Diagnosis of KHV disease outbreaks is usually made based on epdemiology, characteristic histopathology, and the presence of the virus in internal organs demonstrated by cell culture or PCR assay. Periodic KHV surveillance may be done in koi growing countries by periodically sampling fish from ponds and doing PCR testing. Some health certificates and certifications will state "KHV specific amplification was not detected when genomic DNA from specimens were used as template". Others may just say they are free of KHV. PCR technology has proven very useful for confirming diagnosis in acute disease outbreaks. Unfortunately, PCR has not been found sensitive enough to detect those KHV survivors which may carry the virus in a latent or persistent infective state (carriers). It currently takes measurement of anti KHV antibodies to determine if a koi has previously been infected with KHV and has the potential of periodic virus shedding, infecting other fish.

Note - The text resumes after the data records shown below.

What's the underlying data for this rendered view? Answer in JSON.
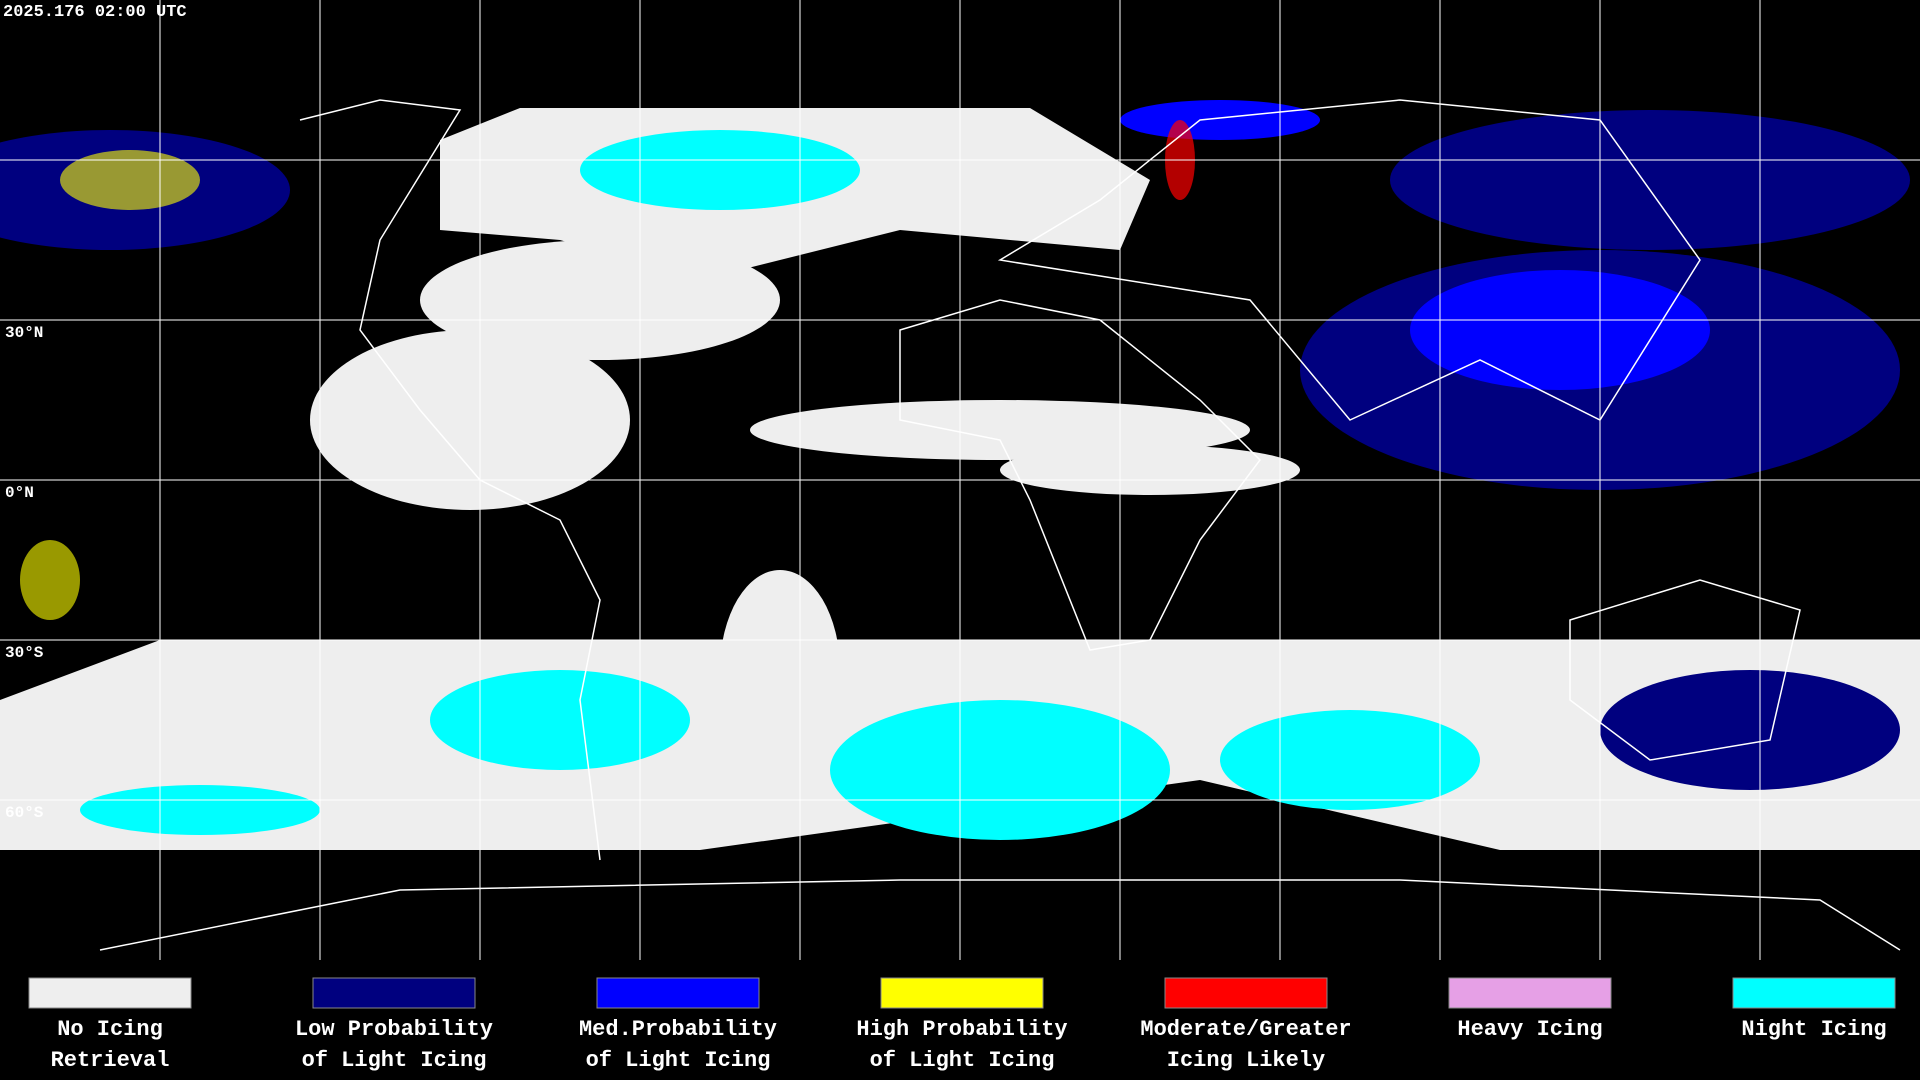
{
  "header": {
    "timestamp": "2025.176 02:00 UTC"
  },
  "latitude_labels": [
    "30°N",
    "0°N",
    "30°S",
    "60°S"
  ],
  "legend": [
    {
      "lines": [
        "No Icing",
        "Retrieval"
      ],
      "color": "#eeeeee"
    },
    {
      "lines": [
        "Low Probability",
        "of Light Icing"
      ],
      "color": "#00007f"
    },
    {
      "lines": [
        "Med.Probability",
        "of Light Icing"
      ],
      "color": "#0000ff"
    },
    {
      "lines": [
        "High Probability",
        "of Light Icing"
      ],
      "color": "#ffff00"
    },
    {
      "lines": [
        "Moderate/Greater",
        "Icing Likely"
      ],
      "color": "#ff0000"
    },
    {
      "lines": [
        "Heavy Icing"
      ],
      "color": "#e6a0e6"
    },
    {
      "lines": [
        "Night Icing"
      ],
      "color": "#00ffff"
    }
  ]
}
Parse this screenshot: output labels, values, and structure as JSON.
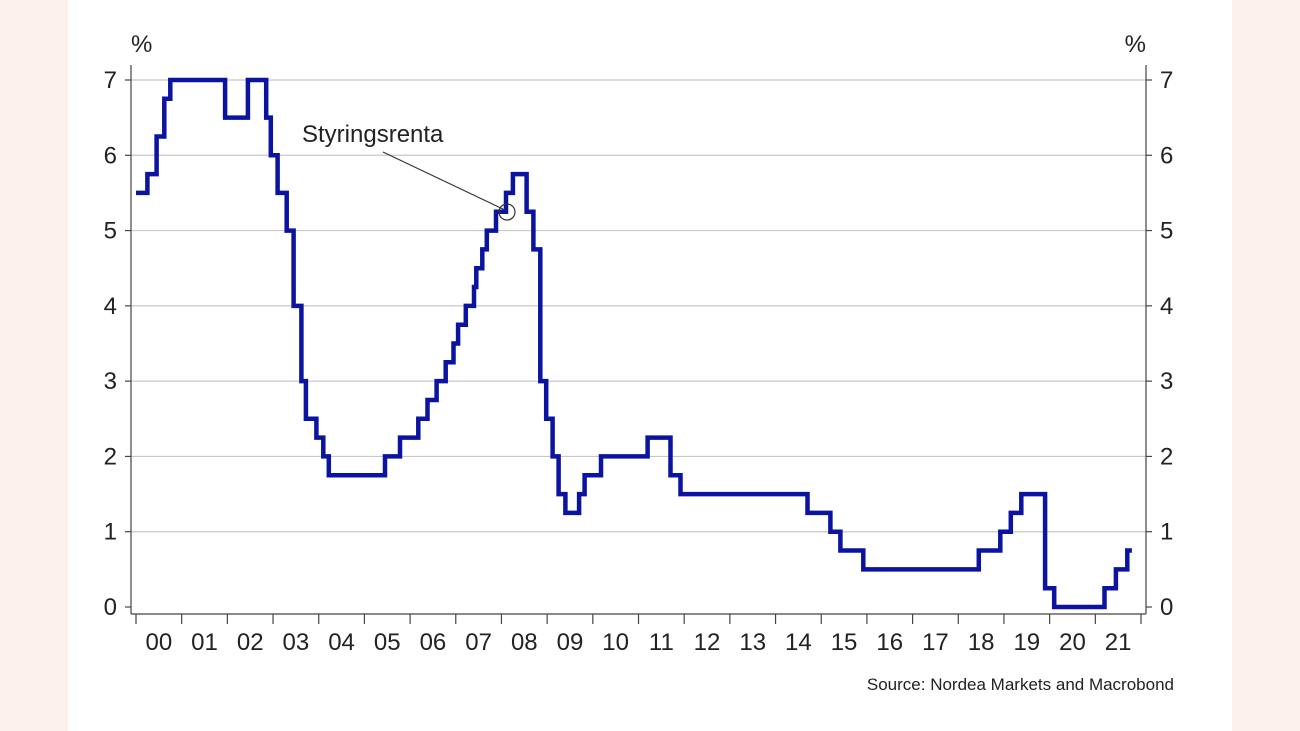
{
  "chart_data": {
    "type": "line",
    "unit_left": "%",
    "unit_right": "%",
    "annotation": "Styringsrenta",
    "source": "Source: Nordea Markets and Macrobond",
    "ylim": [
      0,
      7
    ],
    "y_ticks": [
      "0",
      "1",
      "2",
      "3",
      "4",
      "5",
      "6",
      "7"
    ],
    "x_start": 2000.0,
    "x_end": 2022.0,
    "x_tick_labels": [
      "00",
      "01",
      "02",
      "03",
      "04",
      "05",
      "06",
      "07",
      "08",
      "09",
      "10",
      "11",
      "12",
      "13",
      "14",
      "15",
      "16",
      "17",
      "18",
      "19",
      "20",
      "21"
    ],
    "grid": true,
    "series": [
      {
        "color": "#0a14a0",
        "steps": [
          [
            2000.0,
            5.5
          ],
          [
            2000.25,
            5.75
          ],
          [
            2000.45,
            6.25
          ],
          [
            2000.62,
            6.75
          ],
          [
            2000.75,
            7.0
          ],
          [
            2001.95,
            6.5
          ],
          [
            2002.45,
            7.0
          ],
          [
            2002.85,
            6.5
          ],
          [
            2002.95,
            6.0
          ],
          [
            2003.1,
            5.5
          ],
          [
            2003.3,
            5.0
          ],
          [
            2003.45,
            4.0
          ],
          [
            2003.62,
            3.0
          ],
          [
            2003.72,
            2.5
          ],
          [
            2003.95,
            2.25
          ],
          [
            2004.1,
            2.0
          ],
          [
            2004.22,
            1.75
          ],
          [
            2005.45,
            2.0
          ],
          [
            2005.78,
            2.25
          ],
          [
            2006.18,
            2.5
          ],
          [
            2006.38,
            2.75
          ],
          [
            2006.58,
            3.0
          ],
          [
            2006.78,
            3.25
          ],
          [
            2006.95,
            3.5
          ],
          [
            2007.05,
            3.75
          ],
          [
            2007.22,
            4.0
          ],
          [
            2007.4,
            4.25
          ],
          [
            2007.45,
            4.5
          ],
          [
            2007.58,
            4.75
          ],
          [
            2007.68,
            5.0
          ],
          [
            2007.88,
            5.25
          ],
          [
            2008.1,
            5.5
          ],
          [
            2008.25,
            5.75
          ],
          [
            2008.55,
            5.25
          ],
          [
            2008.7,
            4.75
          ],
          [
            2008.85,
            3.0
          ],
          [
            2008.98,
            2.5
          ],
          [
            2009.12,
            2.0
          ],
          [
            2009.25,
            1.5
          ],
          [
            2009.4,
            1.25
          ],
          [
            2009.7,
            1.5
          ],
          [
            2009.82,
            1.75
          ],
          [
            2010.18,
            2.0
          ],
          [
            2011.2,
            2.25
          ],
          [
            2011.7,
            1.75
          ],
          [
            2011.92,
            1.5
          ],
          [
            2014.7,
            1.25
          ],
          [
            2015.2,
            1.0
          ],
          [
            2015.42,
            0.75
          ],
          [
            2015.92,
            0.5
          ],
          [
            2018.45,
            0.75
          ],
          [
            2018.92,
            1.0
          ],
          [
            2019.15,
            1.25
          ],
          [
            2019.38,
            1.5
          ],
          [
            2019.9,
            0.25
          ],
          [
            2020.1,
            0.0
          ],
          [
            2021.2,
            0.25
          ],
          [
            2021.45,
            0.5
          ],
          [
            2021.7,
            0.75
          ],
          [
            2021.8,
            0.75
          ]
        ]
      }
    ]
  }
}
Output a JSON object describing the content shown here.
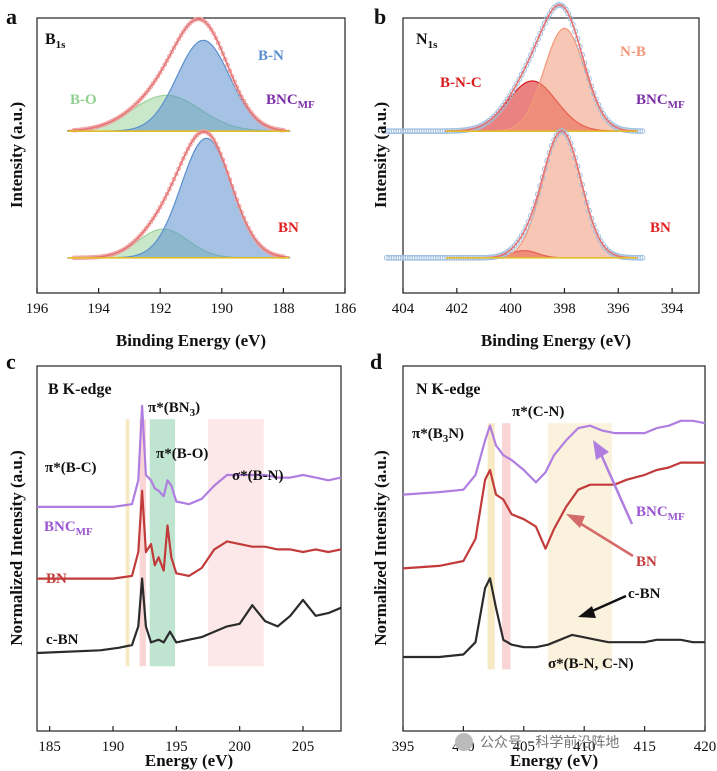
{
  "watermark": "公众号 · 科学前沿阵地",
  "colors": {
    "fit": "#e57373",
    "raw_dots": "#9fbfe0",
    "baseline": "#e1bd2b",
    "bo": "#9dd39d",
    "bn_b": "#5b8fce",
    "bnc_n": "#d91b1b",
    "nb": "#f29877",
    "purple": "#b07ee0",
    "red": "#c23b3b",
    "black": "#2b2b2b",
    "label_purple": "#7a2fa6",
    "label_red": "#e02020"
  },
  "chart_data": [
    {
      "panel": "a",
      "type": "line",
      "title": "B1s",
      "title_main": "B",
      "title_sub": "1s",
      "xlabel": "Binding Energy (eV)",
      "ylabel": "Intensity (a.u.)",
      "xlim": [
        196,
        186
      ],
      "x_ticks": [
        "196",
        "194",
        "192",
        "190",
        "188",
        "186"
      ],
      "x_tick_values": [
        196,
        194,
        192,
        190,
        188,
        186
      ],
      "series": [
        {
          "name": "BNC_MF",
          "label_main": "BNC",
          "label_sub": "MF",
          "offset": 0.56,
          "baseline_from": 195.0,
          "baseline_to": 187.8,
          "components": [
            {
              "name": "B-O",
              "center": 191.8,
              "width": 1.1,
              "height": 0.15
            },
            {
              "name": "B-N",
              "center": 190.6,
              "width": 0.85,
              "height": 0.38
            }
          ]
        },
        {
          "name": "BN",
          "label_main": "BN",
          "offset": 0.03,
          "baseline_from": 195.0,
          "baseline_to": 187.8,
          "components": [
            {
              "name": "B-O",
              "center": 191.9,
              "width": 0.8,
              "height": 0.12
            },
            {
              "name": "B-N",
              "center": 190.5,
              "width": 0.82,
              "height": 0.5
            }
          ]
        }
      ],
      "annotations": [
        "B-N",
        "B-O",
        "BNC",
        "MF",
        "BN"
      ]
    },
    {
      "panel": "b",
      "type": "line",
      "title": "N1s",
      "title_main": "N",
      "title_sub": "1s",
      "xlabel": "Binding Energy (eV)",
      "ylabel": "Intensity (a.u.)",
      "xlim": [
        404,
        393
      ],
      "x_ticks": [
        "404",
        "402",
        "400",
        "398",
        "396",
        "394"
      ],
      "x_tick_values": [
        404,
        402,
        400,
        398,
        396,
        394
      ],
      "series": [
        {
          "name": "BNC_MF",
          "label_main": "BNC",
          "label_sub": "MF",
          "offset": 0.56,
          "baseline_from": 402.4,
          "baseline_to": 395.3,
          "components": [
            {
              "name": "B-N-C",
              "center": 399.2,
              "width": 0.9,
              "height": 0.21
            },
            {
              "name": "N-B",
              "center": 398.0,
              "width": 0.75,
              "height": 0.43
            }
          ]
        },
        {
          "name": "BN",
          "label_main": "BN",
          "offset": 0.03,
          "baseline_from": 402.4,
          "baseline_to": 395.3,
          "components": [
            {
              "name": "B-N-C",
              "center": 399.5,
              "width": 0.5,
              "height": 0.03
            },
            {
              "name": "N-B",
              "center": 398.1,
              "width": 0.72,
              "height": 0.53
            }
          ]
        }
      ],
      "annotations": [
        "N-B",
        "B-N-C",
        "BNC",
        "MF",
        "BN"
      ]
    },
    {
      "panel": "c",
      "type": "line",
      "title": "B K-edge",
      "xlabel": "Energy (eV)",
      "ylabel": "Normalized Intensity (a.u.)",
      "xlim": [
        184,
        208
      ],
      "x_ticks": [
        "185",
        "190",
        "195",
        "200",
        "205"
      ],
      "x_tick_values": [
        185,
        190,
        195,
        200,
        205
      ],
      "series": [
        {
          "name": "BNC_MF",
          "label_main": "BNC",
          "label_sub": "MF",
          "offset": 0.55,
          "x": [
            184,
            190,
            191.5,
            192,
            192.3,
            192.6,
            193,
            193.3,
            193.6,
            194,
            194.3,
            194.6,
            195,
            196,
            197,
            198,
            199,
            200,
            201,
            202,
            203,
            204,
            205,
            206,
            207,
            208
          ],
          "y": [
            0,
            0,
            0.01,
            0.1,
            0.38,
            0.12,
            0.1,
            0.07,
            0.06,
            0.04,
            0.1,
            0.08,
            0.02,
            0.01,
            0.03,
            0.08,
            0.12,
            0.12,
            0.12,
            0.12,
            0.11,
            0.11,
            0.12,
            0.11,
            0.1,
            0.11
          ]
        },
        {
          "name": "BN",
          "label_main": "BN",
          "offset": 0.28,
          "x": [
            184,
            190,
            191.5,
            192,
            192.3,
            192.6,
            193,
            193.3,
            193.6,
            194,
            194.3,
            194.6,
            195,
            196,
            197,
            198,
            199,
            200,
            201,
            202,
            203,
            204,
            205,
            206,
            207,
            208
          ],
          "y": [
            0,
            0,
            0.01,
            0.1,
            0.33,
            0.1,
            0.13,
            0.05,
            0.08,
            0.03,
            0.2,
            0.08,
            0.02,
            0.01,
            0.04,
            0.11,
            0.14,
            0.13,
            0.12,
            0.12,
            0.11,
            0.11,
            0.1,
            0.11,
            0.1,
            0.11
          ]
        },
        {
          "name": "c-BN",
          "label_main": "c-BN",
          "offset": 0.0,
          "x": [
            184,
            189,
            190.5,
            191.5,
            192,
            192.3,
            192.6,
            193,
            193.6,
            194,
            194.5,
            195,
            196,
            197,
            198,
            199,
            200,
            201,
            202,
            203,
            204,
            205,
            206,
            207,
            208
          ],
          "y": [
            0,
            0.01,
            0.02,
            0.03,
            0.1,
            0.28,
            0.1,
            0.04,
            0.05,
            0.04,
            0.08,
            0.04,
            0.05,
            0.06,
            0.08,
            0.1,
            0.11,
            0.18,
            0.12,
            0.1,
            0.14,
            0.2,
            0.14,
            0.15,
            0.17
          ]
        }
      ],
      "bands": [
        {
          "from": 191.0,
          "to": 191.3,
          "color": "#f3e2b0"
        },
        {
          "from": 192.1,
          "to": 192.6,
          "color": "#f7c7c7"
        },
        {
          "from": 192.9,
          "to": 194.9,
          "color": "#a9dcc0"
        },
        {
          "from": 197.5,
          "to": 201.9,
          "color": "#fbe0e0"
        }
      ],
      "annotations": [
        "π*(B-C)",
        "π*(BN3)",
        "π*(B-O)",
        "σ*(B-N)",
        "BNC",
        "MF",
        "BN",
        "c-BN"
      ]
    },
    {
      "panel": "d",
      "type": "line",
      "title": "N K-edge",
      "xlabel": "Energy (eV)",
      "ylabel": "Normalized Intensity (a.u.)",
      "xlim": [
        395,
        420
      ],
      "x_ticks": [
        "395",
        "400",
        "405",
        "410",
        "415",
        "420"
      ],
      "x_tick_values": [
        395,
        400,
        405,
        410,
        415,
        420
      ],
      "series": [
        {
          "name": "BNC_MF",
          "label_main": "BNC",
          "label_sub": "MF",
          "offset": 0.66,
          "x": [
            395,
            398,
            400,
            401,
            401.8,
            402.2,
            402.7,
            403.3,
            404,
            405,
            406,
            406.8,
            407.5,
            408.5,
            409.5,
            410.5,
            411.5,
            412.5,
            413.5,
            415,
            416,
            417,
            418,
            419,
            420
          ],
          "y": [
            0,
            0.01,
            0.02,
            0.08,
            0.22,
            0.28,
            0.2,
            0.16,
            0.14,
            0.1,
            0.05,
            0.09,
            0.16,
            0.22,
            0.27,
            0.28,
            0.26,
            0.25,
            0.25,
            0.25,
            0.27,
            0.28,
            0.3,
            0.3,
            0.29
          ]
        },
        {
          "name": "BN",
          "label_main": "BN",
          "offset": 0.36,
          "x": [
            395,
            398,
            400,
            401,
            401.8,
            402.2,
            402.7,
            403.3,
            404,
            405,
            406,
            406.8,
            407.5,
            408.5,
            409.5,
            410.5,
            411.5,
            412.5,
            413.5,
            415,
            416,
            417,
            418,
            419,
            420
          ],
          "y": [
            0,
            0.01,
            0.03,
            0.12,
            0.36,
            0.4,
            0.3,
            0.28,
            0.22,
            0.2,
            0.17,
            0.08,
            0.16,
            0.25,
            0.32,
            0.34,
            0.34,
            0.34,
            0.36,
            0.38,
            0.4,
            0.41,
            0.43,
            0.43,
            0.43
          ]
        },
        {
          "name": "c-BN",
          "label_main": "c-BN",
          "offset": 0.0,
          "x": [
            395,
            398,
            400,
            401,
            401.8,
            402.2,
            402.7,
            403.3,
            404,
            405,
            406,
            407,
            408,
            409,
            410,
            411,
            412,
            413,
            414,
            415,
            416,
            417,
            418,
            419,
            420
          ],
          "y": [
            0,
            0.0,
            0.01,
            0.06,
            0.28,
            0.32,
            0.2,
            0.07,
            0.05,
            0.04,
            0.04,
            0.05,
            0.07,
            0.09,
            0.08,
            0.07,
            0.06,
            0.06,
            0.06,
            0.06,
            0.07,
            0.07,
            0.07,
            0.06,
            0.06
          ]
        }
      ],
      "bands": [
        {
          "from": 402.0,
          "to": 402.6,
          "color": "#f3e2b0"
        },
        {
          "from": 403.2,
          "to": 403.9,
          "color": "#f7c7c7"
        },
        {
          "from": 407.0,
          "to": 412.3,
          "color": "#faeed2"
        }
      ],
      "annotations": [
        "π*(B3N)",
        "π*(C-N)",
        "BNC",
        "MF",
        "BN",
        "c-BN",
        "σ*(B-N, C-N)"
      ]
    }
  ]
}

No KHV quarantine or testing procedure offers 100% assurance a koi previously infected with KHV will be detected. Through quarantine and serological testing we can greatly reduce the odds of infecting other koi. . Serological technology is available to measure antibodies to the KHV virus. Both Enzyme Linked Immunosorbant Assay (ELISA) and the Virus Neutralization Antibody Assay (VN) serologies are available at modest cost, the latter being the most sensitive. The KHV disease outbreak illustrated in the photos should have been prevented by testing the fish for the carrier state while in quarantine. Serology done on survivors strongly suggests some imports had survived a previous KHV infection as they carried low antibody titers. It is unclear how long a KHV survivor will maintain detectable antibodies but studies are in progress. The CEFAS group has demonstrated detectable antibodies a year or more following infection. Using serology on fish in quarantine is another tool we have available for protecting our collections. If a fish has detectable levels of antibodies to KHV, it has been previously infected and must be considered a carrier. Carriers have the potential to shed the virus at a later time, infecting other fish. Materials and procedures we find useful for drawing blood for anti KHV antibody testing are outlined.
PCR testing is useful when fish are sick and dying but is usually not of benefit when fish appear healthy. PCR testing is extremely helpful in confirming histopathology when fish are dying. Again, PCR testing is extremely unlikely to detect disease in healthy appearing fish. All PCR techniques are not equally sensitive. Current PCR technology is inadequate for detecting the latent or carrier state of Koi herpesvirus.